Veino observait une fenêtre bien particulière. Elle se découpait dans la froide brume de ce lever du jour. L'air ici était plus salin qu'ailleurs et venait surprendre les narines autant que les yeux. Pourtant, il ne s'en préoccupait guère. De sa position, il voyait distinctement le Scorpion parler avec Amilia. Voilà les deux garces, pensa-t-il.

Vittorio et sa véritable armée d'espions les avaient localisées avec une facilité déconcertante. Le bras droit du mage noir ne possédait certes pas les immense pouvoir de son maître, mais il pouvait compter sur des ressources dont peu d'hommes disposaient.

Il serra les poings. Beaucoup d'émotions se rappelaient à lui et il sentait l'impatience le gagner comme un venin sous sa peau. Reste calme. Tuer un assassin requérait discipline et précision, des compétences qu'il avait méticuleusement regagnées pendant plus d'un mois. Il se sentait à nouveau chez lui dans son corps et refusait que son esprit toujours fragile le fasse échouer. Il se concentra sur les détails.

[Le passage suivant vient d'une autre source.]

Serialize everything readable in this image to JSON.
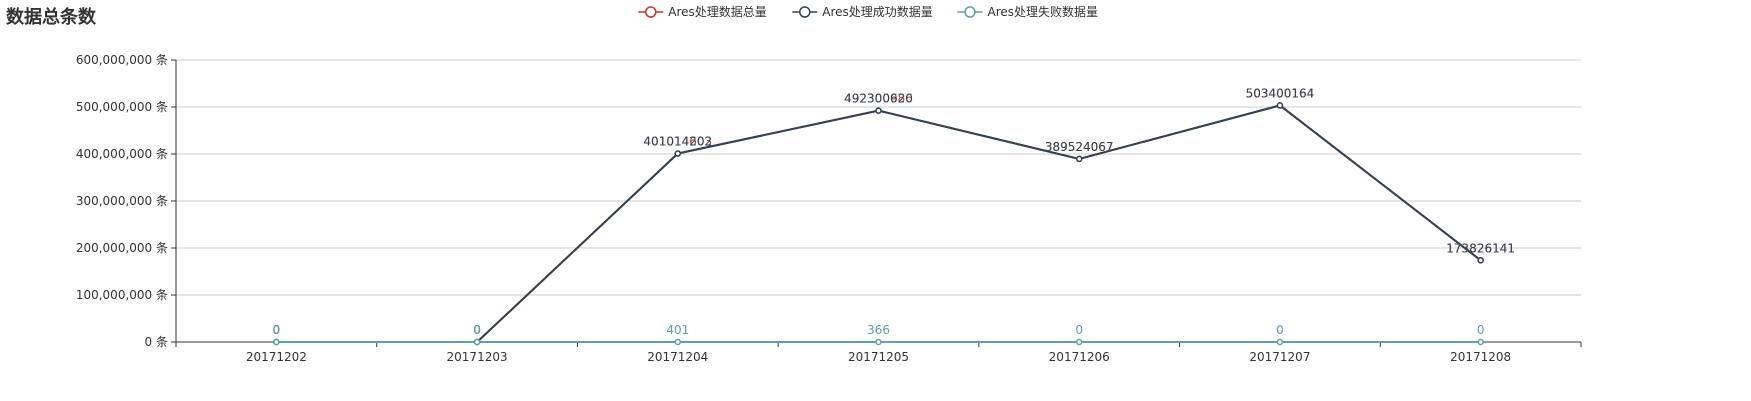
{
  "chart_data": {
    "type": "line",
    "title": "数据总条数",
    "x": [
      "20171202",
      "20171203",
      "20171204",
      "20171205",
      "20171206",
      "20171207",
      "20171208"
    ],
    "ylim": [
      0,
      600000000
    ],
    "yticks": [
      0,
      100000000,
      200000000,
      300000000,
      400000000,
      500000000,
      600000000
    ],
    "ytick_labels": [
      "0 条",
      "100,000,000 条",
      "200,000,000 条",
      "300,000,000 条",
      "400,000,000 条",
      "500,000,000 条",
      "600,000,000 条"
    ],
    "grid": true,
    "legend_position": "top-center",
    "series": [
      {
        "name": "Ares处理数据总量",
        "color": "#c23531",
        "values": [
          0,
          0,
          401014603,
          492300986,
          389524067,
          503400164,
          173826141
        ],
        "labels": [
          "0",
          "0",
          "401014603",
          "492300986",
          "389524067",
          "503400164",
          "173826141"
        ]
      },
      {
        "name": "Ares处理成功数据量",
        "color": "#2f4554",
        "values": [
          0,
          0,
          401014202,
          492300620,
          389524067,
          503400164,
          173826141
        ],
        "labels": [
          "0",
          "0",
          "401014202",
          "492300620",
          "389524067",
          "503400164",
          "173826141"
        ]
      },
      {
        "name": "Ares处理失败数据量",
        "color": "#61a0a8",
        "values": [
          0,
          0,
          401,
          366,
          0,
          0,
          0
        ],
        "labels": [
          "0",
          "0",
          "401",
          "366",
          "0",
          "0",
          "0"
        ]
      }
    ]
  }
}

Il possédait les plans de l'immeuble en tête. Il y avait beaucoup de fenêtre et donc beaucoup de possibilités. La chambre plongée dans le noir offrait la meilleure entrée. Les deux femmes se trouvaient dans le salon et leur discussion semblait animée. Elles s'embrassèrent longuement. Intéressant. Ainsi, elles étaient amante. Veino s'amusa presque de voir son pire ennemi faire preuve d'affection, un comportement généralement réservé aux êtres humains. Le Scorpion s'empara de son sac à main et sortit de l'appartement. Il la vit descendre dans la rue héler une embarcation. Il s'apprêtait à la suivre lorsqu'une meilleure idée lui vint. Amilia était restée seule.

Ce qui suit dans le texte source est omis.